Drinkin' an' Drivin'
On the road…again!!!
Essays, Stories, Adventures, Dreams
Chronicles of a Footloose Forester
By Dick Pellek
Drinkin’ an’ Drivin’
The large refrigerator magnet sent to the Footloose Forester by a female friend (the Best Friend of the deceased Bengal Tiger) was definitely one kitchen item trying to make a point. She knew that the Footloose Forester liked the taste of beer and she knew that he enjoyed drinking a tasty beer with her on more than one occasion. Sort of a bonding experience.
Sitting down to savor an upscale beer was also an endorsement of the idea that the taste of beer has a strong appeal to many people. Not all people, mind you. The deceased older brother of the Footloose Forester, Ron Pellek, never tasted beer in all his 70+ years. And he never had the urge to do so, because he said so. He said it was the smell of beer that dissuaded him. But many of us see beer, make that “taste beer” with different opinions. Opinions about drinking beer and opinions about the tastes of beer, itself.

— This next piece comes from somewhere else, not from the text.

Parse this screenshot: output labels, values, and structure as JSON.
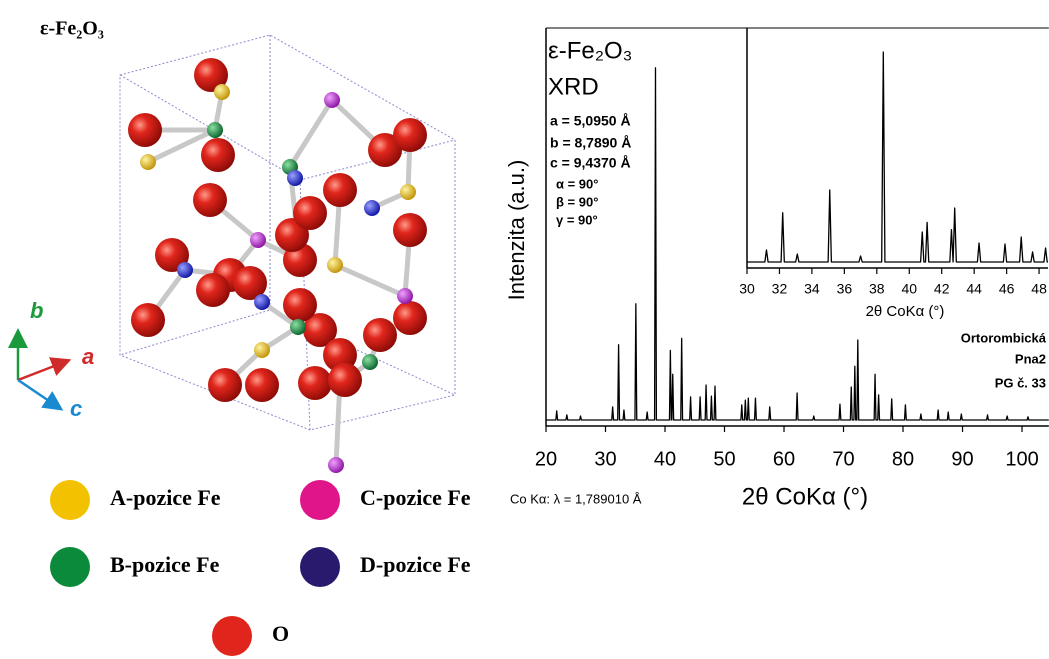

The proposal that various beers and various opinions about various beers may seem confusing, but it should not be confusing. First, convinced beer drinkers will tell you that they like some beers but not all beers. Some people like lite beers and drink them regularly. Other people like the Footloose Forester do not care for the taste of lite beers, thus do not buy them. He, as a personal matter, likes the taste of full-bodied (so-to-speak) beer. But not all full-bodied beer, thus the depth of opinion goes beyond the comparisons of lite beers with more traditional ones such as Pilsner, Lager, Dark Beer, etc.
One young lady (a college girl of drinking age) who clearly had opinions about beer did, at that time in 1960, make a point that the Footloose Forester remembers well. Learning to like the taste of beer may be an acquired trait, she said. Now the expression “an acquired taste” does not get much debate. Acquired tastes pertain to other foods, as well. Taste, as one of the six senses, itself is subjective. Subjectivity cannot be pinned down but it surely is debatable. “Proof of the pudding” is another trope that implies taste tests, and is also subjective when it comes to taste and opinions regarding preferences. The main point is, taste is based on personal olfactory opinions and is thus subjective. The valid proof of something should be objective and objective truth should be based on verifiable facts. “Proof of the pudding is in the tasting” may be a cute homily, but since it is based on the opinion of the taster, there is no proof of anything in the offing.
More than one comparison might evolve when we think of weighing proof and evidence in our judgments of things in our daily lives. Unfortunately, politics is one of them. Objectivity is always at war with the realities of subjectivity. Alas, the weighing of evidence in a jury trial may not be as objective as the evidence suggests it should be. Too many jurors make their judgments using subjectivity as their guiding light. The very public acquittal of the accused in the recent impeachment trials of our elected president should be proof enough that opinion and not facts very often rule the day and what passes for The Rule of Law in the United States.
Catchy titles and phrases are tools to inspire some chronicles and to gain the interest of readers. This chronicle was intended to include a life lesson or two about drinking. The lessons to be learned are likely to be considered as subjective ones because various views about the presumed evils of drinking are based largely on opinions. Most of us abhor the thoughts associated with heavy drinking and its many negative effects. Many of us are merely indifferent about social drinking. A few strict tea-totalers reject and repudiate the idea of imbibing alcohol in any form. Most of adult society falls somewhere in between, as regards opinions about the drinking, the drinkers, and the drinks, themselves. Unfortunately, hard facts about the negative effects of alcohol use impinge upon the acceptability of beer, wine, and mixed drinks as virtual fixtures in social circles. Hence, a two-themed chronicle about drinkin' and drivin' has long been under construction.
Anyone who has a drink or two at a social event and then proceeds to drive an automobile is at risk of being stopped, checked for the alcohol content in their bloodstream, and possibly be cited. The acronym DUI has unpleasant implications. Oftentimes the social drinker has to decide whether or not it would be risky to consume even one alcoholic drink at a party or social gathering before driving off to where they are going. Getting stopped by the police may be in the back of their minds. Most of us have been in that situation. On the other hand, who knows how much people get away with without detection?
People probably tend to view their own actions and intentions as honorable ones, but abhor the person who staggers away from a social gathering, soon to become a highway hazard on wheels. Although the authorities may see things differently, there should be a distinction made between those who have one beer or a glass of wine then drive off, and those who routinely and with intentions aforethought brazenly dismiss the safety of others and take the wheel in a mindless episode of drunken bravado.